Yes. That's pretty much exactly what I'm asking you to do.

"That's fine," he says. "I just forgot to check the rules when I got up this morning, I guess."

After the last load of laundry has been hauled from the utility room  --  an hour or so later  --  David leaves to spend the rest of the afternoon taking care of family obligations. 

"Sure you don't want to come with us?" he asks. "We can all go out to dinner." 

I remind him that this is my No Makeup/No Hair Care Products/No Undergarments Day ... and that I plan to keep it that way. 

OK. No problem. He kisses me goodbye, and I return to the computer.

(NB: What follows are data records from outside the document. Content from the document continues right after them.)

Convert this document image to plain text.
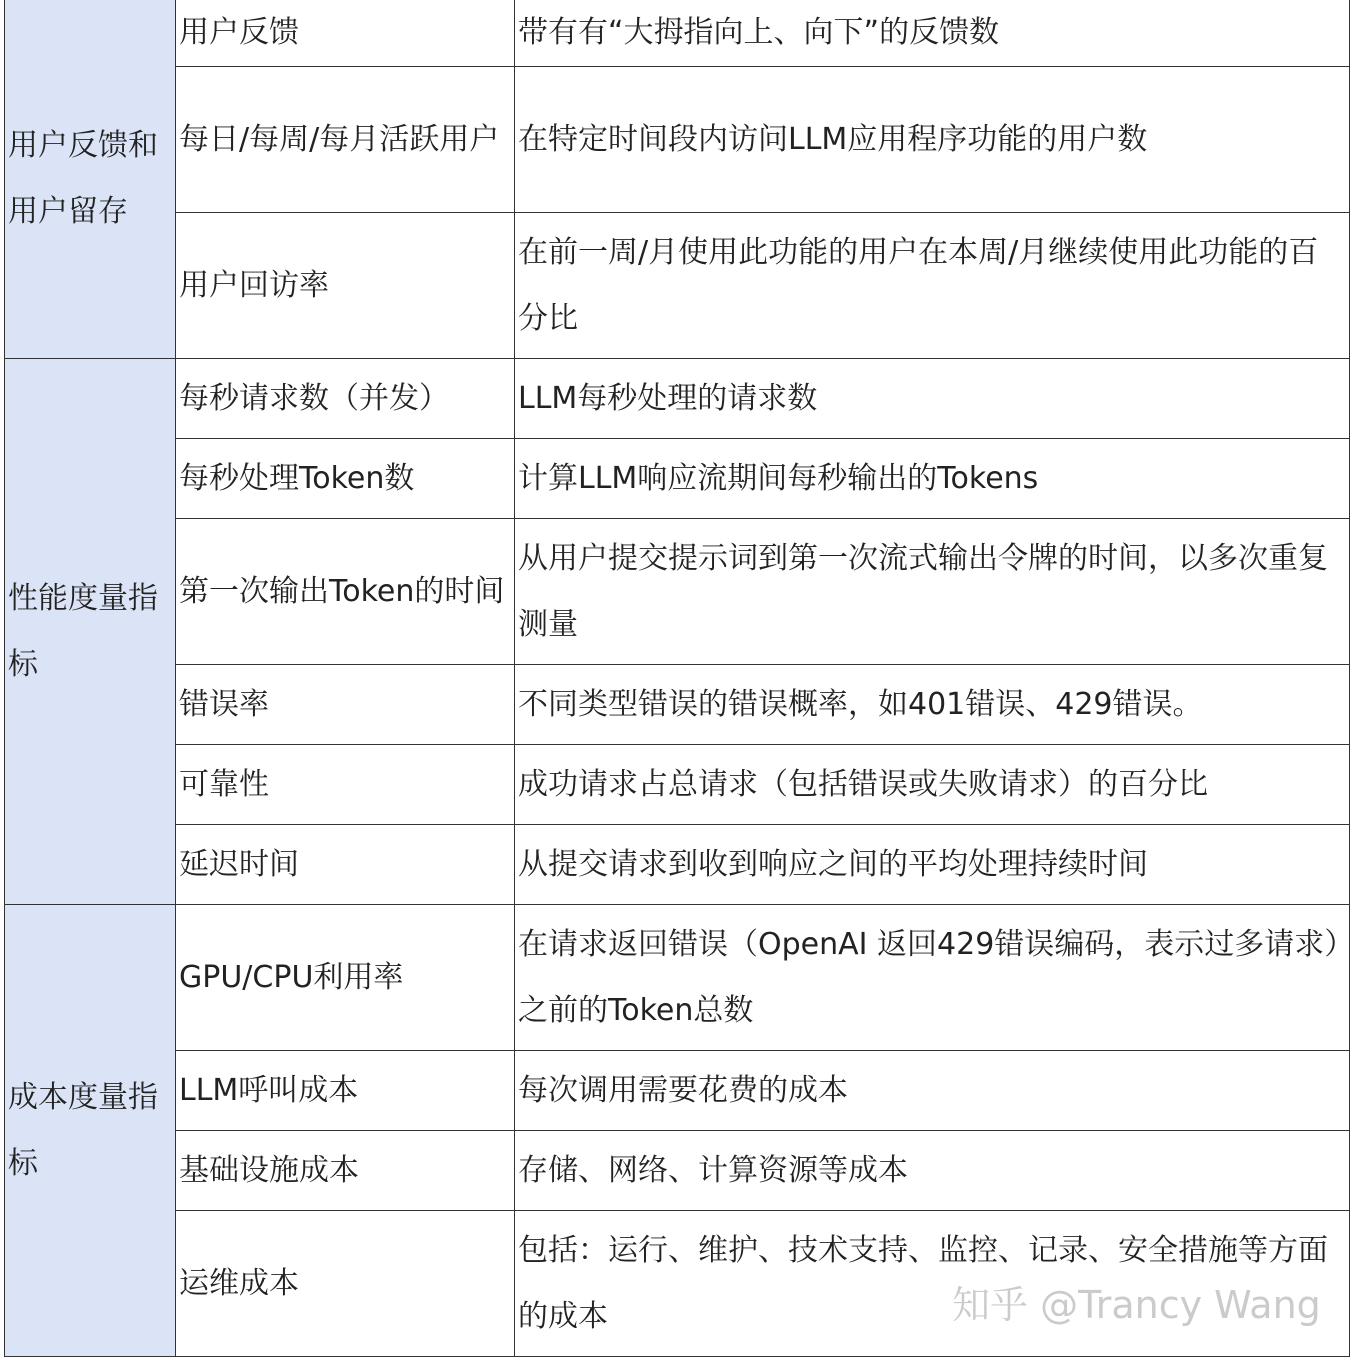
用户反馈和用户留存	用户反馈	带有有“大拇指向上、向下”的反馈数
	每日/每周/每月活跃用户	在特定时间段内访问LLM应用程序功能的用户数
	用户回访率	在前一周/月使用此功能的用户在本周/月继续使用此功能的百分比
性能度量指标	每秒请求数（并发）	LLM每秒处理的请求数
	每秒处理Token数	计算LLM响应流期间每秒输出的Tokens
	第一次输出Token的时间	从用户提交提示词到第一次流式输出令牌的时间，以多次重复测量
	错误率	不同类型错误的错误概率，如401错误、429错误。
	可靠性	成功请求占总请求（包括错误或失败请求）的百分比
	延迟时间	从提交请求到收到响应之间的平均处理持续时间
成本度量指标	GPU/CPU利用率	在请求返回错误（OpenAI 返回429错误编码，表示过多请求）之前的Token总数
	LLM呼叫成本	每次调用需要花费的成本
	基础设施成本	存储、网络、计算资源等成本
	运维成本	包括：运行、维护、技术支持、监控、记录、安全措施等方面的成本	知乎 @Trancy Wang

I carefully re-read my interview answers. 'Ask my mom' still seems funny to my eye. I look at the questions again -- How long have you had an Internet journal? Why did you start an Internet journal? What kind of positive impact has it had on your life? What kind of negative impact? -- and I read through the rest of my answers. Everything looks fine to me.

But now I'm wavering. What if David is right? What if there should be "more"?

Here's the thing. This is a topic that is very near and dear to my heart: not just the whys and wherefores of how I came to have an Internet journal in the first place, but the impact it has had on my "real" life, both positive and negative, in the two years since I first began. That is the focus of this article. The interviewer first approached me because she'd read about my experiences in court earlier this year, and how *FootNotes* was brought up as evidence in David's divorce settlement hearing. This is a subject I feel passionately about, and I want my contribution to be a valid one.

So ... reassuring myself that David probably wouldn't know good Internet journaling if it jumped up and bit him on his gorgeous nose ... I close my eyes and hit "Send."

Mere moments later, I get an e-mail from my interviewer. At last! Now I'll hear from somebody who understands and appreciates my vast reserves of brilliance!

"Hi Terry," the e-mail begins. I wince at the misspelling: yet another indignity, in a day filled with little indignities. "Thanks so much for doing this. I'll look more thoroughly through your answers later. Just a quick note - Your interview is part of an article about journals, rather than just in an interview format .. so maybe you could tell me how many hits you really get, as opposed to your cute response of 'Ask my mom.' I'd like to be able to convey to the reader how many people are actually looking at your site. I think it's somewhat important."

Talk about instant ego minimizing. I wish boobs could deflate as quickly.

My first instinct is to write her back and say Forget it! I quit!! If you don't like the way I write, I'm gonna take my little toy website and go home!

But I don't. Instead, I once again allow my Boo Hoo Moment to run its course. I walk around in teeny tiny circles for a couple of minutes. I brush the cracker crumbs out of my hair. I swallow another 300 mg. of St. John's Wort. I re-read this morning's website entry ... which, although far from my best effort, does not completely suck.

I walk into the bedroom and quietly put away all of David's freshly-laundered socks and underwear for him.

And then, when I am sufficiently calmed, I sit down at the computer again and begin typing.

Question #1: "I get about 50 hits a day most of the time ... "

self-important blurb #1 will go HERE:
fyi: i'll be heading for tictac once again at the end of the week ... in search of Taco Time, groovy photo opps, a slice of birthday cake ... and maybe some wrinkle-resistant travel fashions.

details to follow.

special *howdy* to:
jami (or is it 'jaymi'?), my interviewer pal. i'm sorry i was so full of myselves the first time around. i'm not ordinarily so self-engrossed.

just ask my mom.

about a year ago

here's where i'll ask a *relevant* question:
what does he see in her, anyway??
it must be the boobs.

amazingly profound thought of the day:
"If I only had a little humility, I would be perfect."